Los servicios de inteligencia estadounidenses, sin embargo, estiman que para Pekín la anexión de Taipei es un resultado esencial que debe alcanzarse de aquí a 2049, año del centenario de la República Popular China. Además, el informe publicado recientemente afirma que Beijing está desarrollando medios nuevos y avanzados para atacar a Estados Unidos con misiles, incluidos los nucleares.

Las evaluaciones del US 007 no tranquilizan a las autoridades de Taipei. “No frenaremos nuestros esfuerzos (para fortalecer nuestras defensas) sólo porque un informe sugiere que China parece haber ralentizado sus preparativos militares contra Taiwán”, dijo Liang Wen-chieh, viceministro del Consejo de Asuntos Continentales de la isla.

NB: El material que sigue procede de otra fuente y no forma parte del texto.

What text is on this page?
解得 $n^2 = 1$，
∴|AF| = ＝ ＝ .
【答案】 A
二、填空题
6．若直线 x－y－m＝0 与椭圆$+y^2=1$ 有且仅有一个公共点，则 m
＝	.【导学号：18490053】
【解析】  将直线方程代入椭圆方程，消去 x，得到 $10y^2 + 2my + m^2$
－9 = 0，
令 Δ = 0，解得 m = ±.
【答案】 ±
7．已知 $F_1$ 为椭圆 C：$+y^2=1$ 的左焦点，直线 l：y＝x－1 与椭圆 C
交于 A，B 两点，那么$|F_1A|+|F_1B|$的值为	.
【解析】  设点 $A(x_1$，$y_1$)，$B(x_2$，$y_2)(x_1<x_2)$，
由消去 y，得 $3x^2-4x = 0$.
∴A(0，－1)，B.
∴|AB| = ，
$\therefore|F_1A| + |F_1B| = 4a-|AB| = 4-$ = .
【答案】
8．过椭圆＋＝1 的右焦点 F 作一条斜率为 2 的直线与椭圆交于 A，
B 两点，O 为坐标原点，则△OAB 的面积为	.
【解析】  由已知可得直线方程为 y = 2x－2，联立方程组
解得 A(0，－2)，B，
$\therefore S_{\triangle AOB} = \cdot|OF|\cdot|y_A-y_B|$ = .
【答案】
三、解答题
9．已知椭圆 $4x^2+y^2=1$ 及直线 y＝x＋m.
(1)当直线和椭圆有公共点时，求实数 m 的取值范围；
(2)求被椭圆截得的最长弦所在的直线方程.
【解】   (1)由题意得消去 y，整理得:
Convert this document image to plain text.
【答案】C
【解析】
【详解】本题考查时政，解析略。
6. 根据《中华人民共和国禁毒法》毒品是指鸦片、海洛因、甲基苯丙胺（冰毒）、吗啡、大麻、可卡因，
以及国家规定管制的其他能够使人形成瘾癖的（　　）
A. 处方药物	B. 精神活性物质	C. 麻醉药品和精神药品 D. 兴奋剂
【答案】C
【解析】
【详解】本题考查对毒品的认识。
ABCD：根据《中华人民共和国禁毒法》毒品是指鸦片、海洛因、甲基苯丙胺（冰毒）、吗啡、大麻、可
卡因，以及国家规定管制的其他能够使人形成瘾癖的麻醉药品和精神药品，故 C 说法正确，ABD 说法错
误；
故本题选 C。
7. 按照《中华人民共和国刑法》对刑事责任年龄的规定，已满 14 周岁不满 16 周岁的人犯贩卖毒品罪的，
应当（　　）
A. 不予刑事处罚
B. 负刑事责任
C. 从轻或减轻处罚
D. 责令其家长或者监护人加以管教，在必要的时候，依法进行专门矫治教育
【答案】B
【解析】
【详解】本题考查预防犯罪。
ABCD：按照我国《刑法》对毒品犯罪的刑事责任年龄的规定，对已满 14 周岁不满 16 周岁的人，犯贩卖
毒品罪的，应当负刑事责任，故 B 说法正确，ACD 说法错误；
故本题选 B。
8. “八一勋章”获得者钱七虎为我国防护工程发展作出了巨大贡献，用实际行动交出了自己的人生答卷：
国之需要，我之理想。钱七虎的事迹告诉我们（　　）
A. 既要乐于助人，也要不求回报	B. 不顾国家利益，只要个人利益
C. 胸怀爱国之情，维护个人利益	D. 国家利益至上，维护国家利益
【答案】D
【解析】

Un responsable de seguridad taiwanés reconoce que las purgas en la cúpula militar, así como los problemas con el rendimiento de las armas chinas, habrían llevado a Pekín a posponer la invasión.

Luego hay otra preocupación que mantiene a los líderes taiwaneses dormidos: la evolución del conflicto en Irán. Efectivamente, Taipei está preocupado por el hecho de que la guerra en Oriente Medio esté reduciendo sus suministros de misiles de crucero de largo alcance, considerados esenciales para que Washington pueda repeler una posible acción ofensiva de Pekín contra la “provincia rebelde”.

El Centro de Estudios Estratégicos e Internacionales estimó que Estados Unidos lanzó 768 misiles aire-tierra de largo alcance (JASSM) y 319 misiles Tomahawk en los primeros seis días de la Operación Epic Fury lanzada solo el 28 de febrero. Fuentes internas confirman al Financial Times que ambos sistemas serían cruciales en caso de un conflicto por Taiwán. El arsenal de la superpotencia sería bastante limitado si tenemos en cuenta que, según los expertos, la cantidad de existencias de JASSM oscila entre 3.500 y 6.500 unidades.

Al comienzo de una posible guerra por Taiwán, las municiones de largo alcance como los JASSM o Tomahawks serían las herramientas más importantes que tiene el ejército estadounidense para contrarrestar los sistemas de misiles de la República Popular. La alarma sobre los arsenales militares estadounidenses ya fue lanzada por el almirante Samuel Paparo, comandante estadounidense en el Indo-Pacífico, quien advirtió en 2024 que el despliegue de municiones en otras áreas afectaría negativamente la preparación operativa de Washington en el este de Asia. Además, en los últimos días, Reuters reveló que la guerra en Irán había retrasado la entrega de armas estadounidenses a Taipei, incluidos misiles interceptores, debido al conflicto en Medio Oriente.

Una noticia que, aunque desmentida por las autoridades americanas, no oculta que Estados Unidos corre el riesgo de empantanarse en otro frente, desviando atención y recursos del Lejano Oriente, donde, además de la amenaza china, sigue creciendo la amenaza vinculada a Corea del Norte.